Dear MMM Budget Team,

I’m interested in moving from the east coast to the west coast. I am determined to do it and we live a pretty Mustachian life. I am not sure how to convince my husband to “early retire” but I think if we do this move and leave the high cost-of-living area we are currently in, we could afford to move to Portland or Seattle. It’s not a big city but I am pretty happy in a smaller town.

Husband is currently working and I am staying at home. We have two kids ages 3 and 1. I’d also like to have 1 more kid so my reasoning for staying put potentially where we are another 2-3 years is having our third kid while covered by employer provided insurance versus buying our own. So I think a 2-3 year time frame.
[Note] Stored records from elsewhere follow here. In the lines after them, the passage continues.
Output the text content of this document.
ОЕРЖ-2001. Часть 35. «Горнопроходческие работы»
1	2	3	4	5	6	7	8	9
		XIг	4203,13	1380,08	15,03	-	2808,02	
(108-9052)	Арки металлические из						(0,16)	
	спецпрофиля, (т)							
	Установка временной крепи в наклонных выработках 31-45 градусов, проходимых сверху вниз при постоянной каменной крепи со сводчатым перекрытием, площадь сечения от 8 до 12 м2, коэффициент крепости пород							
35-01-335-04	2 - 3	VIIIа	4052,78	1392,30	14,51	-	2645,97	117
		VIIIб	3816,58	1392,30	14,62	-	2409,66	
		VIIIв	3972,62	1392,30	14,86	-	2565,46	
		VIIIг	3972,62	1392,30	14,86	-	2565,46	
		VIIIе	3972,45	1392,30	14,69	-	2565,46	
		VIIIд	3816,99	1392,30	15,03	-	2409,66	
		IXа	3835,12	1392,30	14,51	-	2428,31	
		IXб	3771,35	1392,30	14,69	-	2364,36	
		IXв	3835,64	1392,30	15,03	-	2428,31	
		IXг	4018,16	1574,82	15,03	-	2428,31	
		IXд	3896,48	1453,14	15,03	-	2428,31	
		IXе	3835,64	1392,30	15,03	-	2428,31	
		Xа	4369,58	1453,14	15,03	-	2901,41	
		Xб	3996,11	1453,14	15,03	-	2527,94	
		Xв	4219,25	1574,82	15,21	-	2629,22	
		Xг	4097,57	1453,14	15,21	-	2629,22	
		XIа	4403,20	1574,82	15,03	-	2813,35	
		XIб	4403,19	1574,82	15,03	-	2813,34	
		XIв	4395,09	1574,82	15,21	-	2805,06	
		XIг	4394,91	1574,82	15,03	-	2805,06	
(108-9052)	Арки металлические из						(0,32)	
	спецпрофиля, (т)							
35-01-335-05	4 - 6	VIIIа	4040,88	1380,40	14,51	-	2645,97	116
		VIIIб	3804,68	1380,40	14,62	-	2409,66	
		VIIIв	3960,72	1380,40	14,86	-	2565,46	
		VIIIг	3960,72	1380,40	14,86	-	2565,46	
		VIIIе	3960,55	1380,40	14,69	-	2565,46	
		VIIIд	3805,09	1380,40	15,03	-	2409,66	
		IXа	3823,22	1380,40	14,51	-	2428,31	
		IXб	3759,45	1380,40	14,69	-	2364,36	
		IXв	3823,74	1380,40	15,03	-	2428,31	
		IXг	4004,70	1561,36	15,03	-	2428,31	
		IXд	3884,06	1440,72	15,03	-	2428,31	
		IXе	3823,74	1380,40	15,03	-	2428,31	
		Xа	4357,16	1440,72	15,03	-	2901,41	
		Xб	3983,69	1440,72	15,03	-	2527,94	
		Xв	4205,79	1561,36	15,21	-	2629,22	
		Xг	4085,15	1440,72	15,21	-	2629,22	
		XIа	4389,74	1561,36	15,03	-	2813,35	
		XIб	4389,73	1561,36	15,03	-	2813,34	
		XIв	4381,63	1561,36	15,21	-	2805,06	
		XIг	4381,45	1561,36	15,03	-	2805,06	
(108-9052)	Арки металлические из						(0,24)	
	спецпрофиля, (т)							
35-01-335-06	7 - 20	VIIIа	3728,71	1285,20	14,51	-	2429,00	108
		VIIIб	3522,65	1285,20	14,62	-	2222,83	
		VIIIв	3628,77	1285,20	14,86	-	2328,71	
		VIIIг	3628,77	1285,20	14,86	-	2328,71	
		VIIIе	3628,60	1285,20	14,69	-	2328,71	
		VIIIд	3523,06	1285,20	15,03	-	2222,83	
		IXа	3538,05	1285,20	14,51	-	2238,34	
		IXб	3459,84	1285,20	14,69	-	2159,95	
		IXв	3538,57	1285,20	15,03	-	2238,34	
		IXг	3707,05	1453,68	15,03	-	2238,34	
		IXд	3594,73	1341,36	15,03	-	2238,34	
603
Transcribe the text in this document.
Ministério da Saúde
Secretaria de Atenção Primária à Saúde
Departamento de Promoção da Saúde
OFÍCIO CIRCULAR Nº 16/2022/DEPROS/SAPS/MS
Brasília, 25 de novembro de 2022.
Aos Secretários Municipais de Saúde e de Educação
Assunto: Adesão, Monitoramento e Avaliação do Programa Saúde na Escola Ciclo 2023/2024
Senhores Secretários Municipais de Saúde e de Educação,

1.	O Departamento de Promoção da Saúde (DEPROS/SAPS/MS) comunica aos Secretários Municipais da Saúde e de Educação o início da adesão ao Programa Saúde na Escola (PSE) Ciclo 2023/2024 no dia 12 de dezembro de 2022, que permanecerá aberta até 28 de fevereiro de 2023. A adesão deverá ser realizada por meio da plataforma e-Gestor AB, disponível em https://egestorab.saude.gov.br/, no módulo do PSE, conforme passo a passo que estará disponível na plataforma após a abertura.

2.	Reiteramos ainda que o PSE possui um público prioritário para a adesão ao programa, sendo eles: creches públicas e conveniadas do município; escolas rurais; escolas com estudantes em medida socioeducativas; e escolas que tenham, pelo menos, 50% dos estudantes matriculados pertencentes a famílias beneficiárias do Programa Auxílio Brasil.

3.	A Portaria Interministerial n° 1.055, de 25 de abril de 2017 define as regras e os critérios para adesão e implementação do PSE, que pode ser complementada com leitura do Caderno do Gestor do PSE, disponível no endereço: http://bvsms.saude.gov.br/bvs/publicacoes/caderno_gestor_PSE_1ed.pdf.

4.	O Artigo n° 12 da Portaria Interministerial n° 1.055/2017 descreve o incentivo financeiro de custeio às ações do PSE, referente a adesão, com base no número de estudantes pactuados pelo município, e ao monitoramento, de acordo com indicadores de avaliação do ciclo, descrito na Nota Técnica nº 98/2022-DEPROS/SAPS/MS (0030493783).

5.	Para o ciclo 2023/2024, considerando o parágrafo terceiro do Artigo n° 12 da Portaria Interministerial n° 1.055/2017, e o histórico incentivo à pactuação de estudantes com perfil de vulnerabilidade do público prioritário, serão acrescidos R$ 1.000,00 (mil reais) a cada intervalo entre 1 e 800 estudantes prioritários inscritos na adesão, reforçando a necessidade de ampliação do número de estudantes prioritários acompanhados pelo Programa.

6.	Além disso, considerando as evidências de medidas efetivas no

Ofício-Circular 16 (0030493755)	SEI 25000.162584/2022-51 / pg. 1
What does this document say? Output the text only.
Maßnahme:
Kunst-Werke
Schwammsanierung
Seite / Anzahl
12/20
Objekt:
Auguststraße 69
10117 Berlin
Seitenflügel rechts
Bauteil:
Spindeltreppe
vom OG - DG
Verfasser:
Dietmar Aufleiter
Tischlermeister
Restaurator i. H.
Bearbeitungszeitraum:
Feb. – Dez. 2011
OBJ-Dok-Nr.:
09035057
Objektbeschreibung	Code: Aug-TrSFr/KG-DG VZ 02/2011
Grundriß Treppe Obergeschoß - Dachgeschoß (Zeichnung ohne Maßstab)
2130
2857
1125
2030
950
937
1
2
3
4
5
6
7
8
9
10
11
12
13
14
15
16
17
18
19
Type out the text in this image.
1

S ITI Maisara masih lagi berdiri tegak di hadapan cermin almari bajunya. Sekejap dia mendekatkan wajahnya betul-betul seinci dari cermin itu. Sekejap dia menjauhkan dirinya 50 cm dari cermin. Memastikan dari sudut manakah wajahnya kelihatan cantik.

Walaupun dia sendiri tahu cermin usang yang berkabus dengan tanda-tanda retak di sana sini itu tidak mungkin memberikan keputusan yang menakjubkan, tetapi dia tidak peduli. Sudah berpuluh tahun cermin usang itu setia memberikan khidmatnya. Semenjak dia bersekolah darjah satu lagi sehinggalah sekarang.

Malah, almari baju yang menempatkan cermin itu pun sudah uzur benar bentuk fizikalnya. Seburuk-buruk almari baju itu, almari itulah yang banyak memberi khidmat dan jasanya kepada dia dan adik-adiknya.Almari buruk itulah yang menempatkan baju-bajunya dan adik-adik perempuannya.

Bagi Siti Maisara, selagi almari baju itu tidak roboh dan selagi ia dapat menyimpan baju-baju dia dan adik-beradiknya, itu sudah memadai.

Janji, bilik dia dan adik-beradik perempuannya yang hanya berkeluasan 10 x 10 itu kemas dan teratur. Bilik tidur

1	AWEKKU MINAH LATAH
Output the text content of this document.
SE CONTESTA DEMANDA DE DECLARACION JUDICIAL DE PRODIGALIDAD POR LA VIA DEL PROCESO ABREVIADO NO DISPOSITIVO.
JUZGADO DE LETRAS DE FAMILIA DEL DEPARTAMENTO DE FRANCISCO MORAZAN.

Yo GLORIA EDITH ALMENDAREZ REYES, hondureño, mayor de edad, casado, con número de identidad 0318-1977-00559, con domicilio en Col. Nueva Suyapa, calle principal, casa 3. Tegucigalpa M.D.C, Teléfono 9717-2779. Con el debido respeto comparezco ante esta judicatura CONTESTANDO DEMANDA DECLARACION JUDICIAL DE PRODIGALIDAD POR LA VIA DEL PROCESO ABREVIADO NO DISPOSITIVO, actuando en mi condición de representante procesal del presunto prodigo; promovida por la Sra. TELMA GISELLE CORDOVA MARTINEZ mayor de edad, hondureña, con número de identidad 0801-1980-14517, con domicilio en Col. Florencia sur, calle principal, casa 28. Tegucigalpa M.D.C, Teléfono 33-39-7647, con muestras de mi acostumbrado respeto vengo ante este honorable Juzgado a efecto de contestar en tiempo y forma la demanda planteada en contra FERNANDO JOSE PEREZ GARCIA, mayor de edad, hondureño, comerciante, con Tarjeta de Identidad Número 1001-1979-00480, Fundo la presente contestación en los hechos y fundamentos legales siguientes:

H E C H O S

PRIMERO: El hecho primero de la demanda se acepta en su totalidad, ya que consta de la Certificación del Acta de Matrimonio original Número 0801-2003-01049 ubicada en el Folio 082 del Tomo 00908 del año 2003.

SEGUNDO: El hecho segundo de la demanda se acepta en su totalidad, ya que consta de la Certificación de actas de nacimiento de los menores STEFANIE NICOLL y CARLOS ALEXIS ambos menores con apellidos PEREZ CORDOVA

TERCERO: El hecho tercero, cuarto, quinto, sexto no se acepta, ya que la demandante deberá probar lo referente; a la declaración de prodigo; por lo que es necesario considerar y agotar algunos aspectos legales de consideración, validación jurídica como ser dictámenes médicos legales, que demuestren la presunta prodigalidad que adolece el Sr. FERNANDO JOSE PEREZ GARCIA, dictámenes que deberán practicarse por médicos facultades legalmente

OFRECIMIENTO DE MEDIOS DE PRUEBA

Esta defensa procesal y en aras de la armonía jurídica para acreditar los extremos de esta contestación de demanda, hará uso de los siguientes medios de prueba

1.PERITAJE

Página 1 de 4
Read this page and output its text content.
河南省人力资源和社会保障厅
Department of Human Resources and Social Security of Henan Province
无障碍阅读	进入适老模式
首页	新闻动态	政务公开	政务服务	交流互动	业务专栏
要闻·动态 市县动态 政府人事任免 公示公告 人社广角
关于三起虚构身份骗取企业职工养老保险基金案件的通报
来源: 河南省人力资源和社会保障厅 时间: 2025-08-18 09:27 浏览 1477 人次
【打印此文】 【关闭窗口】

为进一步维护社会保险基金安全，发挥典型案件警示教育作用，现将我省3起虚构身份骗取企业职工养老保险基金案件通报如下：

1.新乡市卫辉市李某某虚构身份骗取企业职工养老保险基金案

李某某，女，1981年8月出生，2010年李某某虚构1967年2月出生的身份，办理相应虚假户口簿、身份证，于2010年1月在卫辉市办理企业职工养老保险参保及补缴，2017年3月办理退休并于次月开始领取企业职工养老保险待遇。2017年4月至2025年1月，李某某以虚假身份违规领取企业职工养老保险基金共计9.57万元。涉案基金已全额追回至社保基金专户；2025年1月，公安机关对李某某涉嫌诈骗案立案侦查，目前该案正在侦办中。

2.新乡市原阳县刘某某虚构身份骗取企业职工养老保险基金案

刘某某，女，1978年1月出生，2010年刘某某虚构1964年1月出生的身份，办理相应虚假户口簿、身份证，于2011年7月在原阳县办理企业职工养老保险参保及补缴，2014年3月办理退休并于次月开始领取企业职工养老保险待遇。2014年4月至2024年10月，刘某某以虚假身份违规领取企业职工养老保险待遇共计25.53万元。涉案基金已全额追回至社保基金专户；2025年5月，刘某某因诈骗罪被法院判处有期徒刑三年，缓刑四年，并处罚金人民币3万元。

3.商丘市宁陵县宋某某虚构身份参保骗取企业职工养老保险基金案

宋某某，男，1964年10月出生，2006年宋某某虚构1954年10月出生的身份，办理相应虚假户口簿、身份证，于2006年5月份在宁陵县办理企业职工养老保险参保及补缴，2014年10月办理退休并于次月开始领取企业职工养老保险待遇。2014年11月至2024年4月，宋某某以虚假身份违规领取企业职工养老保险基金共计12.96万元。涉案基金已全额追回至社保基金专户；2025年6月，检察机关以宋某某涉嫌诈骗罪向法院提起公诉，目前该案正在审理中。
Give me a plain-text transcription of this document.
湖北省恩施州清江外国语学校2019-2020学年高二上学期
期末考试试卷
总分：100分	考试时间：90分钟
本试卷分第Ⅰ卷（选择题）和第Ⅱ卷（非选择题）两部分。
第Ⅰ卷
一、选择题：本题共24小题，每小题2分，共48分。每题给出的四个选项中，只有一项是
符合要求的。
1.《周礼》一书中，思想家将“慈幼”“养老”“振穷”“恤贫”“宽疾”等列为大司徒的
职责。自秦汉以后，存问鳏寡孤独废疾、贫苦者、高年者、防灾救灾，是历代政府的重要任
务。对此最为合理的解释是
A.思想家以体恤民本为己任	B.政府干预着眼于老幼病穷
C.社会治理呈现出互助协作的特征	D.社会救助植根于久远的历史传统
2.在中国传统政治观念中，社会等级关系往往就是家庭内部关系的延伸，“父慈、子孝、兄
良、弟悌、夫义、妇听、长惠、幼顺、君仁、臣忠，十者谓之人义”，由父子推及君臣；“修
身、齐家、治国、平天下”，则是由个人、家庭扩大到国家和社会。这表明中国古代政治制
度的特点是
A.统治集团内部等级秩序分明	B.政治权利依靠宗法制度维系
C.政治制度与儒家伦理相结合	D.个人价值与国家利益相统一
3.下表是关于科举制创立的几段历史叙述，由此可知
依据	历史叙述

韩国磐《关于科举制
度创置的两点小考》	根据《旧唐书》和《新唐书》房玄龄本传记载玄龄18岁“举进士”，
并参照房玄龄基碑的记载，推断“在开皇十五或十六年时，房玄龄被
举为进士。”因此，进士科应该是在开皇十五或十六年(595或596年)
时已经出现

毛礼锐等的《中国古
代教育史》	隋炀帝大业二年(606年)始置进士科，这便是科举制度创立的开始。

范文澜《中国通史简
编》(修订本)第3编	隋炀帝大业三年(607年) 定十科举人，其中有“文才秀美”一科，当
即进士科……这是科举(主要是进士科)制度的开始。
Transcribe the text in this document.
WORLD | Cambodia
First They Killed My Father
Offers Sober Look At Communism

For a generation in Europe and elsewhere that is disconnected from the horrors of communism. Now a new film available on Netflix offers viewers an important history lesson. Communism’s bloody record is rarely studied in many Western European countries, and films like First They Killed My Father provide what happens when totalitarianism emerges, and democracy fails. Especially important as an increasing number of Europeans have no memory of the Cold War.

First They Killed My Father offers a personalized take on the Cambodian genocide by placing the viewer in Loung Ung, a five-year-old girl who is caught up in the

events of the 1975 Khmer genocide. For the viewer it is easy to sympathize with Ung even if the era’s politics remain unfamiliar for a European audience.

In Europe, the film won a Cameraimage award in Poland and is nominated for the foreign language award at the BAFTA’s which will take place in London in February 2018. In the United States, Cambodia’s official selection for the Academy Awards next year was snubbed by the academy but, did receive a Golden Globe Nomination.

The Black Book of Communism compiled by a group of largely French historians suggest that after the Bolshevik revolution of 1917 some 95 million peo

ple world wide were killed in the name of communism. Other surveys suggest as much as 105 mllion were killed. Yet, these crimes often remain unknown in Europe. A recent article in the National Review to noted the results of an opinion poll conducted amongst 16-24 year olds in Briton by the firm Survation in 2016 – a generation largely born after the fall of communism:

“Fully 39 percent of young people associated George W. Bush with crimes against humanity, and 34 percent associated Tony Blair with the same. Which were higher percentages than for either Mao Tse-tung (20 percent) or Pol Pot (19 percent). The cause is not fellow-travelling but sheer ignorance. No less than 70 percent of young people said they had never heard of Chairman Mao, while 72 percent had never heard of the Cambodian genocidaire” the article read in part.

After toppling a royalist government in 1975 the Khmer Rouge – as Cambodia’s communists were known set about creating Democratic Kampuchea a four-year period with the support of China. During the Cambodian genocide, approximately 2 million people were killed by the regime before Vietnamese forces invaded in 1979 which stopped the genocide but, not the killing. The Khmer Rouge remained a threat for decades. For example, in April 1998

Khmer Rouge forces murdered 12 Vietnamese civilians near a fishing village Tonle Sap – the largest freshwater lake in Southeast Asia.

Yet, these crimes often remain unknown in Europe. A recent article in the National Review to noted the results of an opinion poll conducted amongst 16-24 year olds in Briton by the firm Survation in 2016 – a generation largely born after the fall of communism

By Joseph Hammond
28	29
In 2013 we grossed $200k. We lived on around $65k including our very expensive mortgage! Our house is a $600k (what we paid) 3bd/2.5ba townhouse at 1600 sq ft in an excellent school district. It’s worth more I’m sure – on our street last year alone 2 townhouses sold in bidding wars above asking price first week up. We owe ~$390k and bought in 2005. I think conservatively in a couple more years $250k is what we’ll walk away with if we sell.

We really live on about $30-40k without our mortgage. We lived like graduate students until we had kids and continued the lifestyle and haven’t changed much since.

However I think a better long term strategy would be to sell our home and move closer to our families on the west coast in a cheaper area. We could use our home equity to buy a home with cash and then we wouldn’t have to worry about finding high paying jobs. We could semi-retire and find work if we wanted.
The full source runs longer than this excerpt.